Or, dit-on, le droit électoral est le droit politique par excellence, celui qui constitue essentiellement la capacité politique du citoyen ; exclure les tribunaux de toute connaissance relativement à ce droit, c'est faire de l'exception la règle, c'est faire de l'article 93 une lettre morte ou peu s'en faut.
Cet article 93 provoque bien des observations.
Quels sont les droits politiques dont il parle ?
D'après des autorités fort respectables, il semble qu'il n'est question dans cette disposition constitutionnelle que des droits politiques qui résultent des lois ou arrêtés portés dans un intérêt individuel.
Telle est l'opinion exprimée dans un arrêt de la cour de cassation, du 25 juin 1840, intervenu sur les conclusions de M. l'avocat général De Cuyper.
Il semble en résulter que les tribunaux n'ont point mission, dans la pensée du législateur constituant, de s'occuper des droits politiques qui ont pour objet l'administration de l'Etat, le gouvernement de la société, de. ces droits politiques qui ont on vue l'intérêt général plutôt que l'intérêt privé.
Dans la catégorie des droits politiques dont les tribunaux ont à connaître, il faut ranger ceux résultant, par exemple, de la liberté individuelle, de la liberté d'association, de la liberté de la presse, de la liberté des cultes et de la liberté de l'enseignement, en un mot toutes les grandes libertés qui sont inscrites dans la Constitution, en vue d'assurer les droits privés des individus, il y a là une très ample marge pour les causes judiciaires.
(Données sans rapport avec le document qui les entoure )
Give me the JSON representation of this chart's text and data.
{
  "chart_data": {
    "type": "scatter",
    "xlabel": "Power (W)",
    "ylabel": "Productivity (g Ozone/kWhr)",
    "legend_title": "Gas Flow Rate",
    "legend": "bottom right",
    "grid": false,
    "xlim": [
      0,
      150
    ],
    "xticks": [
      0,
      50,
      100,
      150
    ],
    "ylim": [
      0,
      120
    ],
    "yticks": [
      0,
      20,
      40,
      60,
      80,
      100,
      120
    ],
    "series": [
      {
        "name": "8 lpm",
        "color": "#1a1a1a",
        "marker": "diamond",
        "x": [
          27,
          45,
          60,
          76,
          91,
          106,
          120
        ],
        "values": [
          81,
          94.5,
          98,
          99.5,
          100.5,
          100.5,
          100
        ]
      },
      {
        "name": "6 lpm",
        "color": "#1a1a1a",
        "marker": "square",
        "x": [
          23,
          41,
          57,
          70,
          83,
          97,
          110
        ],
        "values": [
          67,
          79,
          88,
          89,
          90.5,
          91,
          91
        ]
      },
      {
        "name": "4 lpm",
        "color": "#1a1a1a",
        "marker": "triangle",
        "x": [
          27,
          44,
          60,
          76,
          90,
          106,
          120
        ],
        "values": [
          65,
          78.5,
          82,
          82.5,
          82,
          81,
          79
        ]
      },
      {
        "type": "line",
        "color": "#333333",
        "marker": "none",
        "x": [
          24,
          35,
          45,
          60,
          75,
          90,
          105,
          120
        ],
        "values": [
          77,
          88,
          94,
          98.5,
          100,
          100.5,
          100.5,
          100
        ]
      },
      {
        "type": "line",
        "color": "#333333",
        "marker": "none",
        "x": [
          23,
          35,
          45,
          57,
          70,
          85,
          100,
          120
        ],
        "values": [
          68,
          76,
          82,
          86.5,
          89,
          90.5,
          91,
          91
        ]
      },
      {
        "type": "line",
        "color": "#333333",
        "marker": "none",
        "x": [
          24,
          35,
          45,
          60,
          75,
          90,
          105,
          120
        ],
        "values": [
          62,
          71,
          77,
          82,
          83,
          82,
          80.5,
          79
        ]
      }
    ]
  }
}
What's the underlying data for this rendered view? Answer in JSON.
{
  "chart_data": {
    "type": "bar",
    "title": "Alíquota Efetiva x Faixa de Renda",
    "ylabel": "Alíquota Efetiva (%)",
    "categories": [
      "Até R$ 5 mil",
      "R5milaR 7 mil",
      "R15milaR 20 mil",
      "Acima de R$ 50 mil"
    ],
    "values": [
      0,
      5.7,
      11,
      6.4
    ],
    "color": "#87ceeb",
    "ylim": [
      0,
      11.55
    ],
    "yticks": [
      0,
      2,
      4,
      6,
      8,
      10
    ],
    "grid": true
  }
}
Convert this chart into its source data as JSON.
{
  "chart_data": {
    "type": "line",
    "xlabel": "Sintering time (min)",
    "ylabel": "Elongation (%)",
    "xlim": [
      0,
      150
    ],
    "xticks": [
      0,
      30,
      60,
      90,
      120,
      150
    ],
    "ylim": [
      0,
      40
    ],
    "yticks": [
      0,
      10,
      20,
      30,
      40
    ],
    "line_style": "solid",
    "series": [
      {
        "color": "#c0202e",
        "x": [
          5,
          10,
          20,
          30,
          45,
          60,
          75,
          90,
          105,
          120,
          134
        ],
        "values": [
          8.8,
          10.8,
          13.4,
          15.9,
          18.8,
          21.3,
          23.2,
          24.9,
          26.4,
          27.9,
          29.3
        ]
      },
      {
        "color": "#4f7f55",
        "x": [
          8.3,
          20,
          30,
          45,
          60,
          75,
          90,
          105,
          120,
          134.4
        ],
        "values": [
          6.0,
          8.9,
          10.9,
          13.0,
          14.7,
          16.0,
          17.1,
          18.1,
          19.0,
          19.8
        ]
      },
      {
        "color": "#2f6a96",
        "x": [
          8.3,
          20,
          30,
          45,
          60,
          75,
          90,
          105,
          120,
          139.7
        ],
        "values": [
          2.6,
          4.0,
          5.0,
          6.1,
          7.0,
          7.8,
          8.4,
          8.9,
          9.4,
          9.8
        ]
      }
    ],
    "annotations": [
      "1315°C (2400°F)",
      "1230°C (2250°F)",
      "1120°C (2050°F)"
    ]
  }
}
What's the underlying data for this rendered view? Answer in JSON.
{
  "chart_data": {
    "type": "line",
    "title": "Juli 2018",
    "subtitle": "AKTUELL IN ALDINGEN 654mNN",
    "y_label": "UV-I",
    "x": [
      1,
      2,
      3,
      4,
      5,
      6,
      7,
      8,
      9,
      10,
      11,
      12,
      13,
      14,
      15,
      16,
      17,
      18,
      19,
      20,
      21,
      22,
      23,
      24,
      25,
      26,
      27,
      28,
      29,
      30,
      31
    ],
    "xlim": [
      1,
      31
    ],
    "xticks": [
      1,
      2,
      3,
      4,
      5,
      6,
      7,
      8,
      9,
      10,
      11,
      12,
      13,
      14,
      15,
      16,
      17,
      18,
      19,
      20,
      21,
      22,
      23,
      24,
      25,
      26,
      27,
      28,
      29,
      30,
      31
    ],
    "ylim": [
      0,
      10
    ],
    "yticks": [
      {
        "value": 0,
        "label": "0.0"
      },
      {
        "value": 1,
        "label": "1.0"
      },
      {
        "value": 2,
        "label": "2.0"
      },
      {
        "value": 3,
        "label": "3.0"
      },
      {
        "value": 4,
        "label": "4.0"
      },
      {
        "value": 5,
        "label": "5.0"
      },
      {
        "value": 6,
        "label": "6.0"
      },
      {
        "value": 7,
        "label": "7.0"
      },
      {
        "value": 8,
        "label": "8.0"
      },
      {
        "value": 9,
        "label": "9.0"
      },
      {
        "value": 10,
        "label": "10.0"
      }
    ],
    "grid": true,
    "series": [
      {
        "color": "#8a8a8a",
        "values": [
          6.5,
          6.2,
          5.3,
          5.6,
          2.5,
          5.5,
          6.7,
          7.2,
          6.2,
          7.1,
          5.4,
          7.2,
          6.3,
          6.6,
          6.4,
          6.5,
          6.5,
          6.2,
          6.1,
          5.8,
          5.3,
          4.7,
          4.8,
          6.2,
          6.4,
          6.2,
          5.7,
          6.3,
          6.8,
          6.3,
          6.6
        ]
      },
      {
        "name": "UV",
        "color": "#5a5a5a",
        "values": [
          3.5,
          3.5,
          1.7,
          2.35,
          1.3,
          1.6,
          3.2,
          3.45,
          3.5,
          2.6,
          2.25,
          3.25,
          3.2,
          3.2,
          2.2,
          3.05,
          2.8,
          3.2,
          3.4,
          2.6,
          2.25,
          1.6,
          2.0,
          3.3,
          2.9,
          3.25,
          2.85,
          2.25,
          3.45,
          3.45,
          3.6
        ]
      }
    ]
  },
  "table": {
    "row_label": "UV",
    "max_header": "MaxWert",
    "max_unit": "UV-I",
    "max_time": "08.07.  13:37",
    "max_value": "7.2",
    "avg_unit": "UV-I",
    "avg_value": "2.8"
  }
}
Autre chose est des droits politiques proprement dits, de ceux qui ont pour objet le gouvernement de la société, la participation à l'exercice du pouvoir ; tels sont le droit de vote, le droit d'éligibilité, l'admissibilité aux fonctions et aux emplois publics.
Les contestations relatives à ces droits ne doivent point être jugées par les tribunaux, et cela par respect pour le principe de la séparation des pouvoirs.
C'est, sans doute, parce qu'il s'est guidé par ces considérations que le législateur de 1831, qui venait de voter la Constitution, n'a pas voulu que l'autorité judiciaire statuât sur les contestations en matière de listes électorales ; aussi il en a chargé les collèges échevinaux et les députations permanentes ; le même principe a dirigé le législateur de 1836 lors de la confection de la loi communale.
En général, chaque fois qu'il s'agit de contestations sur des droits politiques proprement dits, les auteurs de la Constitution comme les législateurs qui les ont suivis ont soustrait ces différends à la compétence des tribunaux.
Ainsi la Chambre vérifie le pouvoir de ses membres ; elle s'est même toujours déclarée omnipotente pour le faire, au point qu'elle s'est attribue le droit, malgré la permanence des listes, d'annuler les élections dans le cas où des électeurs frauduleusement inscrits auraient pu avoir déplacé la majorité.
Les conseils provinciaux vérifient également les pouvoirs de leurs membres ; les députations permanentes prononcent sur la validité des élections communales.
On le voit, il y a là, comme je le disais tantôt, un système arrêté, combiné ; le législateur sa montre partout conséquent avec lui-même.
C'est encore dominé par cette même idée qu'il a confié aux députations permanentes le soin de décider les contestations qui s'élèvent en matière de milice, en matière de garde civique, en matière de contributions.
Il serait facile de multiplier les citations.
N'est-on pas fondé à dire que le législateur s'est défié de l'omnipotence du pouvoir judiciaire ? Et de fait, le pouvoir qui décide souverainement de la composition des listes électorales, dispose d'une influence immense sur les destinées politiques d'un pays, surtout si ce pouvoir est permanent et inamovible. Or, c'est le caractère qui distingue nos cours d'appel. Les députations permanentes, par contre, doivent périodiquement rendre compte de leurs actes au corps électoral.
Il y a là une sérieuse garantie que l'on ne trouve point dans l'autorité judiciaire. C'est précisément parce que les députations permanentes sont des corps électifs qu'il faut, dans la matière qui nous occupe, leur donner la préférence sur les tribunaux, à qui doivent incomber plus spécialement les questions du tien et du mien, les questions d'intérêt privé.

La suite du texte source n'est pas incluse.